Bone looked at O’Dell. "You can take him lightly, if you want. I wouldn’t. Especially if you pulled the trigger twice this morning."

"Don’t be absurd," she said. But she looked after Lucas, down by the parking area, just getting into his truck. "Nice shoulders," she said, thinking the comment would irritate just about everybody on the porch.

The truck was very quiet without Sloan: Lucas didn’t need the quiet-in the quiet, his mind would begin to churn, and that would lead…
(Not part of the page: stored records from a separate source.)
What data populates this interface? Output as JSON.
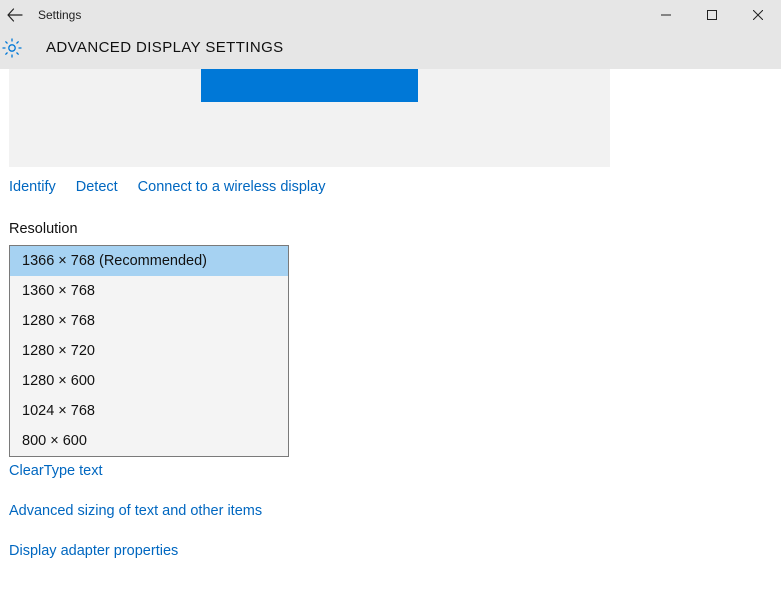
{
  "window": {
    "app_title": "Settings",
    "page_title": "ADVANCED DISPLAY SETTINGS"
  },
  "actions": {
    "identify": "Identify",
    "detect": "Detect",
    "wireless": "Connect to a wireless display"
  },
  "resolution": {
    "label": "Resolution",
    "options": [
      "1366 × 768 (Recommended)",
      "1360 × 768",
      "1280 × 768",
      "1280 × 720",
      "1280 × 600",
      "1024 × 768",
      "800 × 600"
    ],
    "selected_index": 0
  },
  "links": {
    "cleartype": "ClearType text",
    "advanced_sizing": "Advanced sizing of text and other items",
    "adapter": "Display adapter properties"
  }
}
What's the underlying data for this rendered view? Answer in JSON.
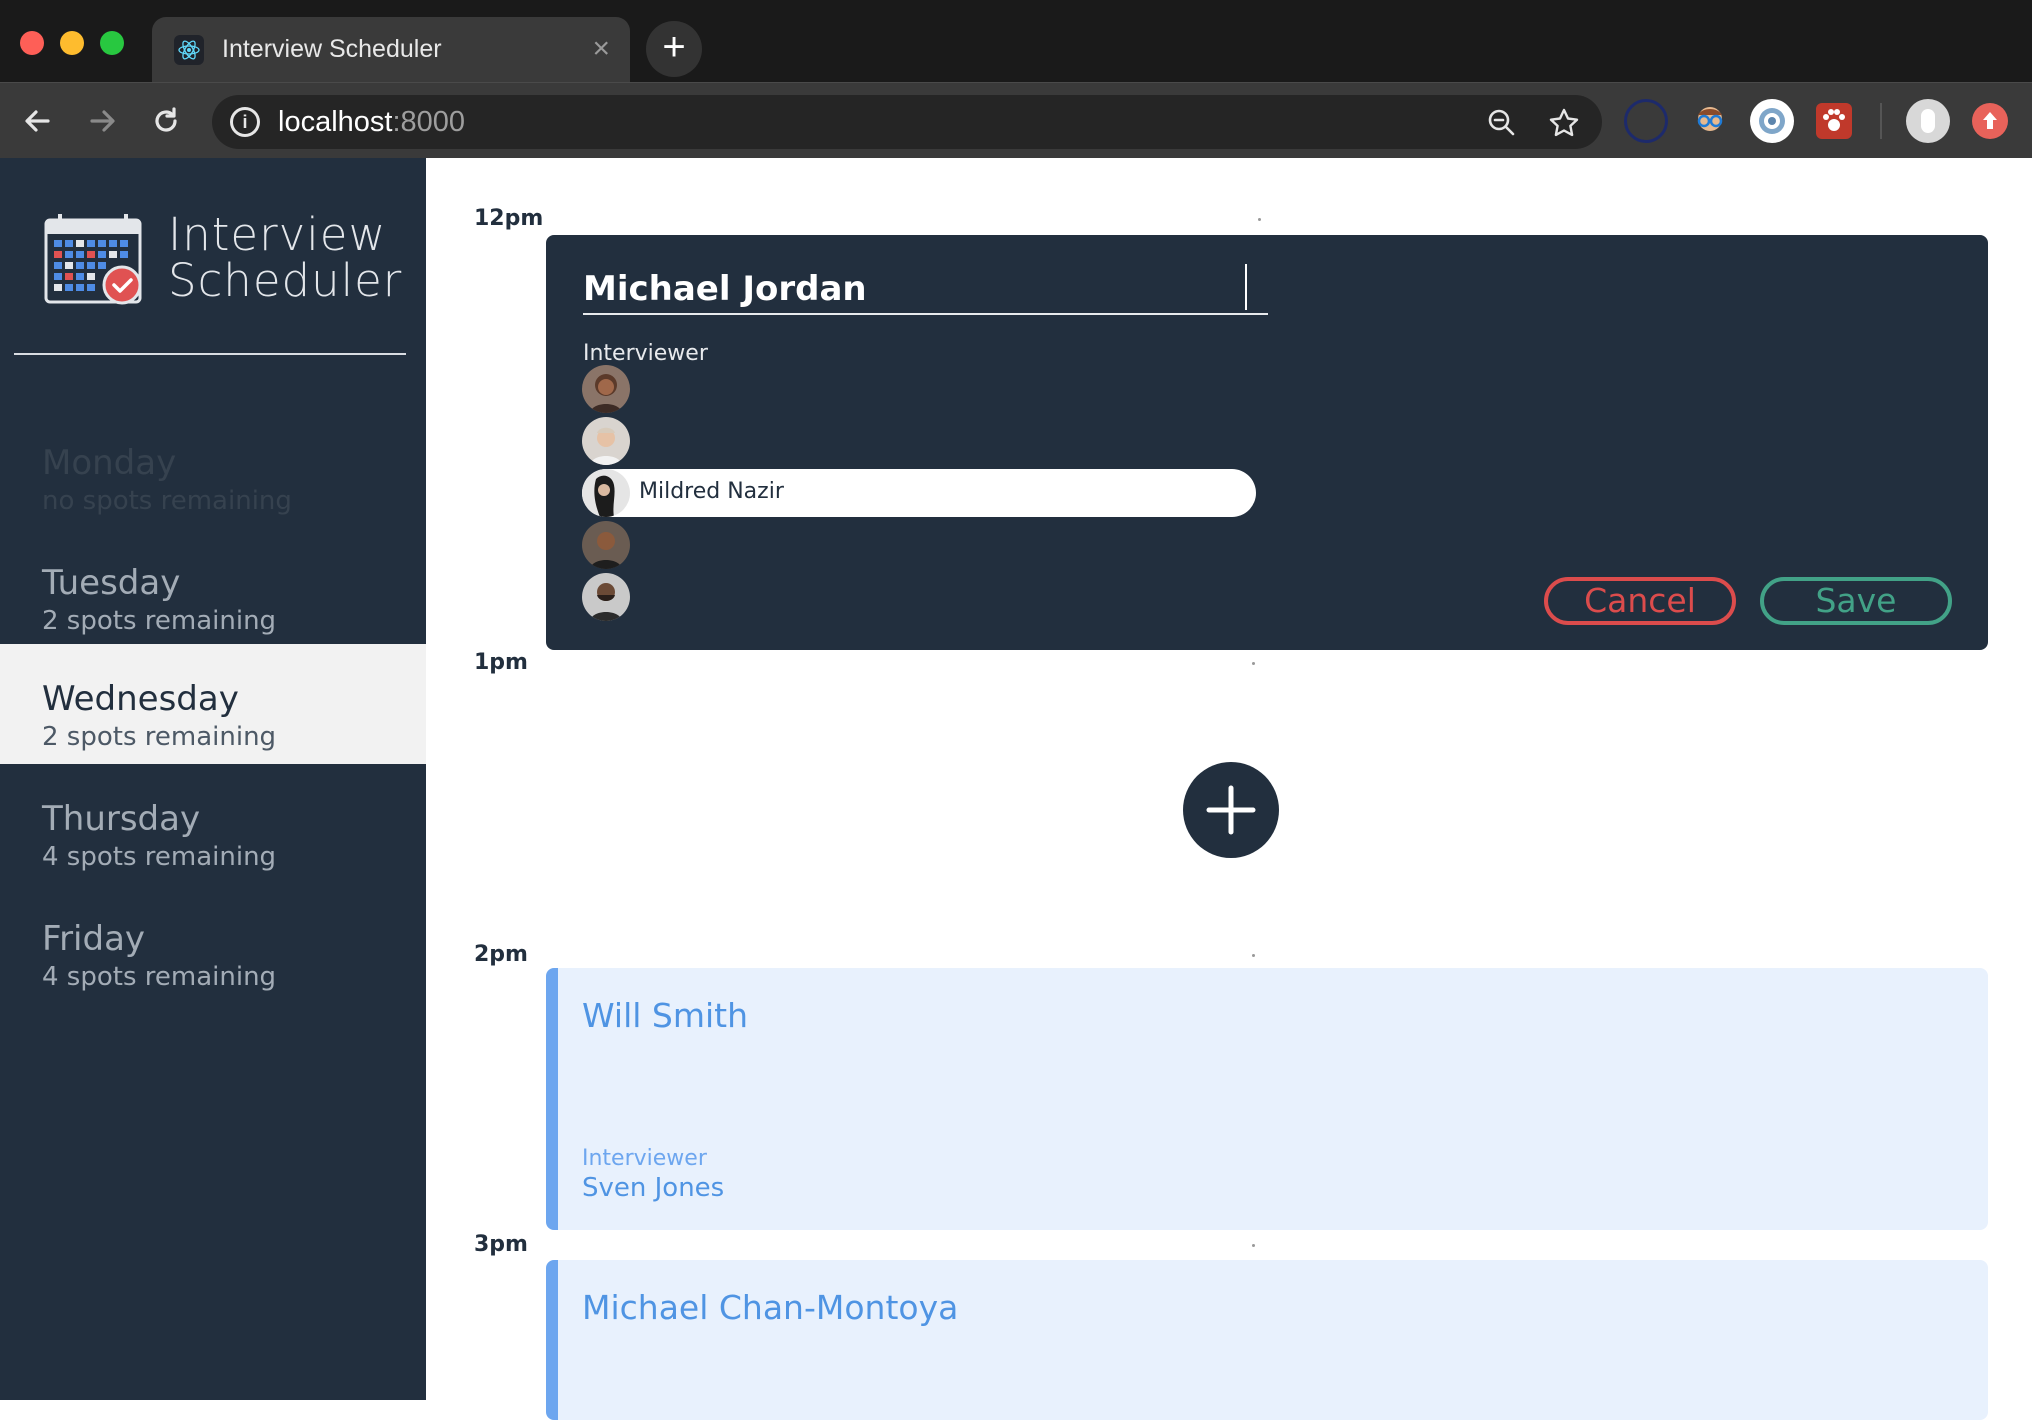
{
  "browser": {
    "tab_title": "Interview Scheduler",
    "tab_close": "×",
    "new_tab": "+",
    "url_host": "localhost",
    "url_port": ":8000"
  },
  "sidebar": {
    "logo_line1": "Interview",
    "logo_line2": "Scheduler",
    "days": [
      {
        "name": "Monday",
        "spots": "no spots remaining",
        "state": "full"
      },
      {
        "name": "Tuesday",
        "spots": "2 spots remaining",
        "state": "normal"
      },
      {
        "name": "Wednesday",
        "spots": "2 spots remaining",
        "state": "selected"
      },
      {
        "name": "Thursday",
        "spots": "4 spots remaining",
        "state": "normal"
      },
      {
        "name": "Friday",
        "spots": "4 spots remaining",
        "state": "normal"
      }
    ]
  },
  "schedule": {
    "times": [
      "12pm",
      "1pm",
      "2pm",
      "3pm"
    ],
    "form": {
      "student_name": "Michael Jordan",
      "interviewer_heading": "Interviewer",
      "selected_interviewer": "Mildred Nazir",
      "cancel_label": "Cancel",
      "save_label": "Save"
    },
    "appointments": [
      {
        "student": "Will Smith",
        "interviewer_label": "Interviewer",
        "interviewer": "Sven Jones"
      },
      {
        "student": "Michael Chan-Montoya"
      }
    ]
  },
  "colors": {
    "sidebar_bg": "#222f3e",
    "selected_day_bg": "#f2f2f2",
    "cancel": "#dc4c4c",
    "save": "#42a287",
    "appointment_bg": "#e8f1fd",
    "appointment_accent": "#6da6ef"
  }
}
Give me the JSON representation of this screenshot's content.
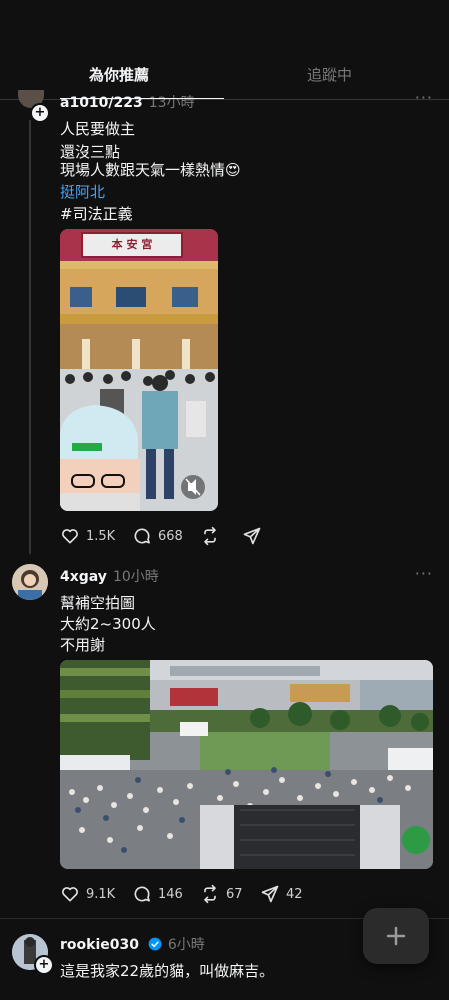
{
  "tabs": {
    "for_you": "為你推薦",
    "following": "追蹤中"
  },
  "posts": [
    {
      "username": "a1010/223",
      "time": "13小時",
      "lines": [
        "人民要做主",
        "還沒三點",
        "現場人數跟天氣一樣熱情😍",
        "挺阿北",
        "#司法正義"
      ],
      "sign_text": "本 安 宮",
      "likes": "1.5K",
      "comments": "668"
    },
    {
      "username": "4xgay",
      "time": "10小時",
      "lines": [
        "幫補空拍圖",
        "大約2~300人",
        "不用謝"
      ],
      "likes": "9.1K",
      "comments": "146",
      "reposts": "67",
      "shares": "42"
    },
    {
      "username": "rookie030",
      "time": "6小時",
      "verified": true,
      "lines": [
        "這是我家22歲的貓，叫做麻吉。"
      ]
    }
  ],
  "colors": {
    "background": "#101010",
    "link": "#4aa3f0",
    "verified": "#0095f6",
    "muted": "#777777"
  }
}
He wasn’t sure where it would lead.

He was tired, but he needed to be more tired. He needed to be so tired that when he got back home, he could lie down and sleep before the churning began. He put a tape in the tape player, ZZ Top, the Greatest Hits album, and turned it up. Interference. Can’t churn when there’s too much interference.

The killing at the hunting camp was not particularly interesting: one possible motive, the bank merger, was already fairly clear. Others of a more personal nature might pop up later-Kresge was in the process of getting a divorce, so there might be other women. Or his wife might have something to do with it.